I am here. You, there. I miss
you. I still want you and I cannot
figure out why. For the life of me,
I cannot imagine how the jailed clings to
her jailer. Why the least you could give
me served as sustenance. Body fat slipped
away, left muscle hanging on bone.
Skin lost tautness, sunk wrinkled on my belly.
I became a ghost of myself, withered and dying to eat,
but not hungry, wanting to sleep, but held awake.
My eyes scanned the dark for the possibility
of something left behind,
a hair, a flake of skin, your smell among
the tangled sheets where we lay always
as if putting our heads on the pillows
might commit you to more
than you were willing to give.
For the life of me, I cannot find a reason
to love you to want you to crave holding
you in a way so without reason it bends me
in half to ease the kicking anxiety
that races my heart for breath.
Finally, you simply stopped,
simply chose not to continue, a child walking
away from a game before its end, ruining
everything for everyone else.
TSTmpj: Relationships are probably the most serious "game" that any of us play. More like a sport where men and women hunt "game". What would you wish the reader of your poem to read in between the lines about how they might potentially approach their next relationship?
April Salzano: Adrienne Rich’s "Trying to Talk with a Man" is one of my favorite pieces dealing with relationships: "talking of the danger/as if it were not ourselves/as if we were testing anything else." The metaphor of testing bombs says it all. That was in 1971, though it seems humans have always struggled with communication, and the lack thereof is as classic a theme as love itself. What we are capable of doing to each other is astounding. Unfortunately, our modern methods of conversing seem to be breaking down our ability to communicate. Entire relationships are conducted via text message and the internet. While I believe in the inherent value of the written word, we are losing the ability to truly connect with one another. That message is embedded in my poem, the necessity for reciprocal honesty, as is the need to recognize the difference between being genuinely cared for and respected and simply functioning to validate the Other’s self-efficacy.

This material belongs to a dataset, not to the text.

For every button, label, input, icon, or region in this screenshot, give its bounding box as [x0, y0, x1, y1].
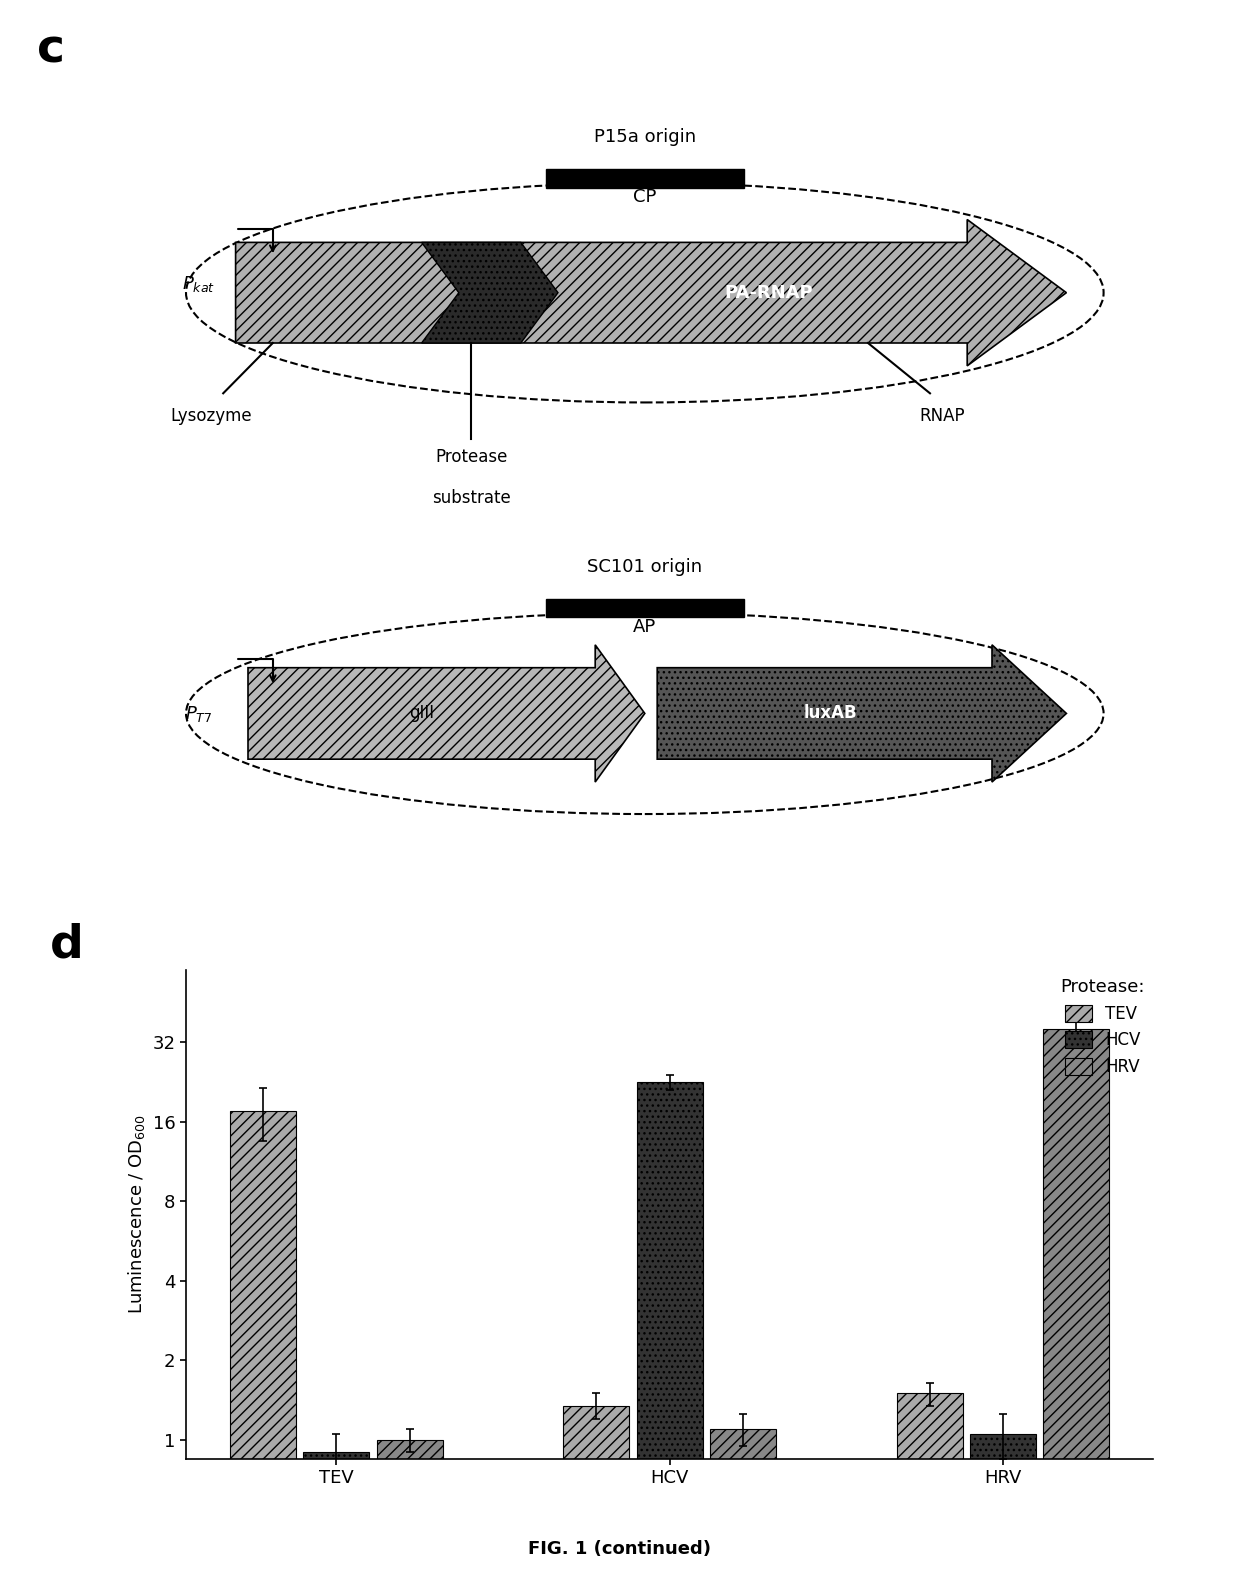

TSTmpj: Your technique is good, your enjambments are working well. What advice, as a college teacher, do you give to fledgling poets on technique?
April Salzano: Thank you. Beyond the most obvious advice to read more poetry, the advice I offer to poets is to recognize the distinction between author and speaker. Though we teach this to readers, it is as important to writers as a way to learn to experiment with voice. Even the confessional poets do not always function as the I of the poem. By assuming the voice (and thus perspective) of someone or something else, writers make available a whole new realm of experience and imagery, which adds dimension to their craft. Perhaps a more general bit of advice is to write. Constantly. Writing poetry is frequently misinterpreted as simply an act of expelling emotion, a catharsis. Technique not only outweighs "feelings," but it is what conveys them. Beginning writers often get that raw emotion on the page fairly easily, but need to experiment with form and style.
TSTmpj: Do you always use simple language in your poetry. Is there a place, do you feel, for more, for want of a better word, abstruse language?
April Salzano: My work often utilizes simple language but does not use language simply. I don’t want my readers to have to clutch the thesaurus while they read; I want them instead to understand the language and context first, and then go back and locate other possible meanings, to find duplicity. Plath was accused as being "Roget’s trollop" in her early work, but the language itself in Ariel is more accessible, the images sharper. Poets like Rich and Clifton allow the decoding to come from the image, metaphor, implication. Certainly there is a place for more, as you say, abstruse language. Some of my own poems might fall into this category, and many poets I admire utilize a style quite different from my own.
April Salzano teaches college writing in Pennsylvania and is working on her first collection of poetry.